Björk Utopia One Little Indian
In an age of pervasive pessimism, ‘Utopia’ is a punchline. Human instinct is inexorably drawn towards the cynical, and idealism has become a byword for naivety. But the potential for personal Utopia exists within us all.
On her ninth full-length, Björk presents her own vision of Utopia. This album will likely be viewed as a sister-piece to 2015’s Vulnicura: a photorealistic portrait of the wake of heartbreak. The dawn after the darkness, Utopia is a document of existential rediscovery.
For this LP, Björk formed, arranged and conducted a 12-piece orchestra of female Icelandic flute players. A far cry from Vulnicura’s string-drenched soundscapes, here field recordings and playful woodwind compositions give the album a celestial lightness. These elements are frequently undercut by brutalist industrial structures and glossy, synthetic textures, which hint at the reunion with collaborator Arca. In the conflation of these two extremes – the bucolic innocence of flute with Arca’s slash of electronic interference – you find the soundtrack to Utopia.
Opener Arisen my senses is the synaesthetic overload of tearing open the curtains to a jubilant morning, and a grandiose introduction. A celebration of human connection becomes increasingly clear on the touch-tight Blissing me and, later, the almost giddy Features Creatures.

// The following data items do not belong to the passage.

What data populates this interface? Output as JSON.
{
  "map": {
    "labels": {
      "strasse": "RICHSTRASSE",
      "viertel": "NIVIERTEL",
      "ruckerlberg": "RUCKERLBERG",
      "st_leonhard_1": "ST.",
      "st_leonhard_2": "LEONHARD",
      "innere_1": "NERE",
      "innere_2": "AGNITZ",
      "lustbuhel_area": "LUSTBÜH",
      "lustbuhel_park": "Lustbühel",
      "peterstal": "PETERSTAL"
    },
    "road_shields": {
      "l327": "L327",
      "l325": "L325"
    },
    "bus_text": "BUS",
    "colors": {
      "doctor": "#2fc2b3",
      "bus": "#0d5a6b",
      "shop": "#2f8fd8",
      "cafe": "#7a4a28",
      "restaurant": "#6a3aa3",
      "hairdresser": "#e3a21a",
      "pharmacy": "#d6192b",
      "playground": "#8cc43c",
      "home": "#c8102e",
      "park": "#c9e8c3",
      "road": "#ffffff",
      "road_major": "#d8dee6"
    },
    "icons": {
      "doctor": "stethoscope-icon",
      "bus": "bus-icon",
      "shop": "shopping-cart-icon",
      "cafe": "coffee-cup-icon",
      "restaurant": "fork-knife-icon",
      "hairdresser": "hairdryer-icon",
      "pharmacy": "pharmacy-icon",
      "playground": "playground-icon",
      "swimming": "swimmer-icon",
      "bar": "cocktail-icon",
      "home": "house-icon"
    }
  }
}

During these tracks, the simplicity of new love at its purest is addressed with childlike wonder; the naivety of succumbing to perfection. The Gate traces a direct line from the last album to this: “My healed chest wound” (shown gaping on Vulnicura’s cover) “transformed into a gate. Where I receive love from, where I give love from.”

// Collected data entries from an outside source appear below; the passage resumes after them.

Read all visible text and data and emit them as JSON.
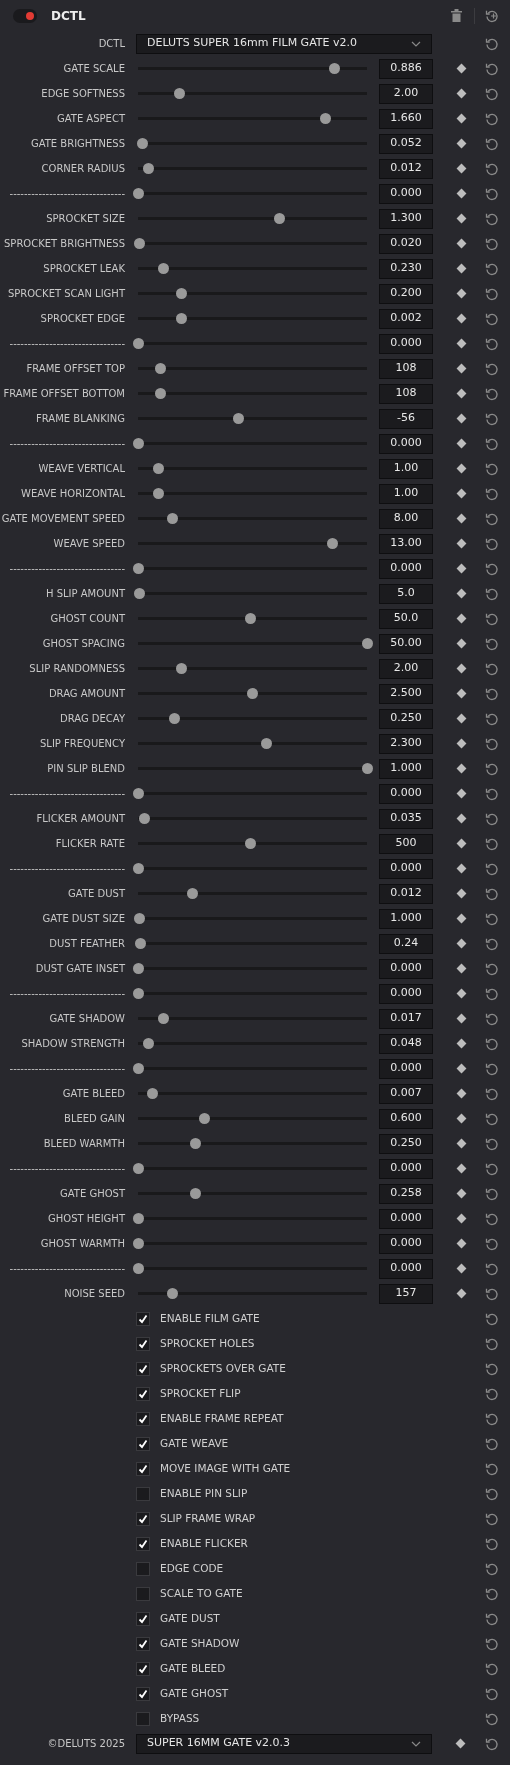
{
  "header": {
    "title": "DCTL",
    "enabled": true
  },
  "rows": [
    {
      "kind": "dropdown",
      "label": "DCTL",
      "value": "DELUTS SUPER 16mm FILM GATE v2.0",
      "keyframe": false
    },
    {
      "kind": "slider",
      "label": "GATE SCALE",
      "value": "0.886",
      "level": 0.86
    },
    {
      "kind": "slider",
      "label": "EDGE SOFTNESS",
      "value": "2.00",
      "level": 0.18
    },
    {
      "kind": "slider",
      "label": "GATE ASPECT",
      "value": "1.660",
      "level": 0.82
    },
    {
      "kind": "slider",
      "label": "GATE BRIGHTNESS",
      "value": "0.052",
      "level": 0.02
    },
    {
      "kind": "slider",
      "label": "CORNER RADIUS",
      "value": "0.012",
      "level": 0.045
    },
    {
      "kind": "slider",
      "label": "--------------------------------",
      "value": "0.000",
      "level": 0
    },
    {
      "kind": "slider",
      "label": "SPROCKET SIZE",
      "value": "1.300",
      "level": 0.62
    },
    {
      "kind": "slider",
      "label": "SPROCKET BRIGHTNESS",
      "value": "0.020",
      "level": 0.005
    },
    {
      "kind": "slider",
      "label": "SPROCKET LEAK",
      "value": "0.230",
      "level": 0.11
    },
    {
      "kind": "slider",
      "label": "SPROCKET SCAN LIGHT",
      "value": "0.200",
      "level": 0.19
    },
    {
      "kind": "slider",
      "label": "SPROCKET EDGE",
      "value": "0.002",
      "level": 0.19
    },
    {
      "kind": "slider",
      "label": "--------------------------------",
      "value": "0.000",
      "level": 0
    },
    {
      "kind": "slider",
      "label": "FRAME OFFSET TOP",
      "value": "108",
      "level": 0.1
    },
    {
      "kind": "slider",
      "label": "FRAME OFFSET BOTTOM",
      "value": "108",
      "level": 0.1
    },
    {
      "kind": "slider",
      "label": "FRAME BLANKING",
      "value": "-56",
      "level": 0.44
    },
    {
      "kind": "slider",
      "label": "--------------------------------",
      "value": "0.000",
      "level": 0
    },
    {
      "kind": "slider",
      "label": "WEAVE VERTICAL",
      "value": "1.00",
      "level": 0.09
    },
    {
      "kind": "slider",
      "label": "WEAVE HORIZONTAL",
      "value": "1.00",
      "level": 0.09
    },
    {
      "kind": "slider",
      "label": "GATE MOVEMENT SPEED",
      "value": "8.00",
      "level": 0.15
    },
    {
      "kind": "slider",
      "label": "WEAVE SPEED",
      "value": "13.00",
      "level": 0.85
    },
    {
      "kind": "slider",
      "label": "--------------------------------",
      "value": "0.000",
      "level": 0
    },
    {
      "kind": "slider",
      "label": "H SLIP AMOUNT",
      "value": "5.0",
      "level": 0.005
    },
    {
      "kind": "slider",
      "label": "GHOST COUNT",
      "value": "50.0",
      "level": 0.49
    },
    {
      "kind": "slider",
      "label": "GHOST SPACING",
      "value": "50.00",
      "level": 1
    },
    {
      "kind": "slider",
      "label": "SLIP RANDOMNESS",
      "value": "2.00",
      "level": 0.19
    },
    {
      "kind": "slider",
      "label": "DRAG AMOUNT",
      "value": "2.500",
      "level": 0.5
    },
    {
      "kind": "slider",
      "label": "DRAG DECAY",
      "value": "0.250",
      "level": 0.16
    },
    {
      "kind": "slider",
      "label": "SLIP FREQUENCY",
      "value": "2.300",
      "level": 0.56
    },
    {
      "kind": "slider",
      "label": "PIN SLIP BLEND",
      "value": "1.000",
      "level": 1
    },
    {
      "kind": "slider",
      "label": "--------------------------------",
      "value": "0.000",
      "level": 0
    },
    {
      "kind": "slider",
      "label": "FLICKER AMOUNT",
      "value": "0.035",
      "level": 0.03
    },
    {
      "kind": "slider",
      "label": "FLICKER RATE",
      "value": "500",
      "level": 0.49
    },
    {
      "kind": "slider",
      "label": "--------------------------------",
      "value": "0.000",
      "level": 0
    },
    {
      "kind": "slider",
      "label": "GATE DUST",
      "value": "0.012",
      "level": 0.24
    },
    {
      "kind": "slider",
      "label": "GATE DUST SIZE",
      "value": "1.000",
      "level": 0.005
    },
    {
      "kind": "slider",
      "label": "DUST FEATHER",
      "value": "0.24",
      "level": 0.01
    },
    {
      "kind": "slider",
      "label": "DUST GATE INSET",
      "value": "0.000",
      "level": 0
    },
    {
      "kind": "slider",
      "label": "--------------------------------",
      "value": "0.000",
      "level": 0
    },
    {
      "kind": "slider",
      "label": "GATE SHADOW",
      "value": "0.017",
      "level": 0.11
    },
    {
      "kind": "slider",
      "label": "SHADOW STRENGTH",
      "value": "0.048",
      "level": 0.045
    },
    {
      "kind": "slider",
      "label": "--------------------------------",
      "value": "0.000",
      "level": 0
    },
    {
      "kind": "slider",
      "label": "GATE BLEED",
      "value": "0.007",
      "level": 0.065
    },
    {
      "kind": "slider",
      "label": "BLEED GAIN",
      "value": "0.600",
      "level": 0.29
    },
    {
      "kind": "slider",
      "label": "BLEED WARMTH",
      "value": "0.250",
      "level": 0.25
    },
    {
      "kind": "slider",
      "label": "--------------------------------",
      "value": "0.000",
      "level": 0
    },
    {
      "kind": "slider",
      "label": "GATE GHOST",
      "value": "0.258",
      "level": 0.25
    },
    {
      "kind": "slider",
      "label": "GHOST HEIGHT",
      "value": "0.000",
      "level": 0
    },
    {
      "kind": "slider",
      "label": "GHOST WARMTH",
      "value": "0.000",
      "level": 0
    },
    {
      "kind": "slider",
      "label": "--------------------------------",
      "value": "0.000",
      "level": 0
    },
    {
      "kind": "slider",
      "label": "NOISE SEED",
      "value": "157",
      "level": 0.15
    },
    {
      "kind": "checkbox",
      "label": "ENABLE FILM GATE",
      "checked": true
    },
    {
      "kind": "checkbox",
      "label": "SPROCKET HOLES",
      "checked": true
    },
    {
      "kind": "checkbox",
      "label": "SPROCKETS OVER GATE",
      "checked": true
    },
    {
      "kind": "checkbox",
      "label": "SPROCKET FLIP",
      "checked": true
    },
    {
      "kind": "checkbox",
      "label": "ENABLE FRAME REPEAT",
      "checked": true
    },
    {
      "kind": "checkbox",
      "label": "GATE WEAVE",
      "checked": true
    },
    {
      "kind": "checkbox",
      "label": "MOVE IMAGE WITH GATE",
      "checked": true
    },
    {
      "kind": "checkbox",
      "label": "ENABLE PIN SLIP",
      "checked": false
    },
    {
      "kind": "checkbox",
      "label": "SLIP FRAME WRAP",
      "checked": true
    },
    {
      "kind": "checkbox",
      "label": "ENABLE FLICKER",
      "checked": true
    },
    {
      "kind": "checkbox",
      "label": "EDGE CODE",
      "checked": false
    },
    {
      "kind": "checkbox",
      "label": "SCALE TO GATE",
      "checked": false
    },
    {
      "kind": "checkbox",
      "label": "GATE DUST",
      "checked": true
    },
    {
      "kind": "checkbox",
      "label": "GATE SHADOW",
      "checked": true
    },
    {
      "kind": "checkbox",
      "label": "GATE BLEED",
      "checked": true
    },
    {
      "kind": "checkbox",
      "label": "GATE GHOST",
      "checked": true
    },
    {
      "kind": "checkbox",
      "label": "BYPASS",
      "checked": false
    },
    {
      "kind": "dropdown",
      "label": "©DELUTS 2025",
      "value": "SUPER 16MM GATE v2.0.3",
      "keyframe": true
    }
  ]
}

But Utopia is far from a breezy, convivial counterpoint to Vulnicura’s stark introspection. Pulsating, 10-minute centrepiece Body Memory tramples flutes underfoot in favour of jarring cello arrangements, which in turn wrestle with barking samples and gothic choral swoops. It’s an acknowledgement of primal physicality (“my limbs and tongue take over like the ancestors before”). Its dense severity is almost – as Björk declares at one point – “Kafka-esque”. Loss, a collaboration with Tri Angle Records alumnus Rabit, degenerates into remorseless noise-techno. As neat as it might be to label Utopia perfect, it isn’t. It lacks Vulnicura’s sense of narrative, and the sound palette, for all its vitality, renders some passages amorphous, the flutes nearly losing their lightness. At points, Björk’s voice struggles to emerge. And with a running time near 70 minutes and little care given for formalities of structure, this ranks among her most esoteric creations.
In essence, though, Utopia is another triumph. As a spectral choir of Björks breathily combine on miraculous final track Future Forever, ruminating on herself as lover and mother, it leaves an elegiac yet buoyant echo; lamenting a past self and celebrating the new with a potent message of hope over fear. Perhaps a belief in perfection is naivety, and the search for Utopia is a fool’s errand. But to give up that search is to give up too much.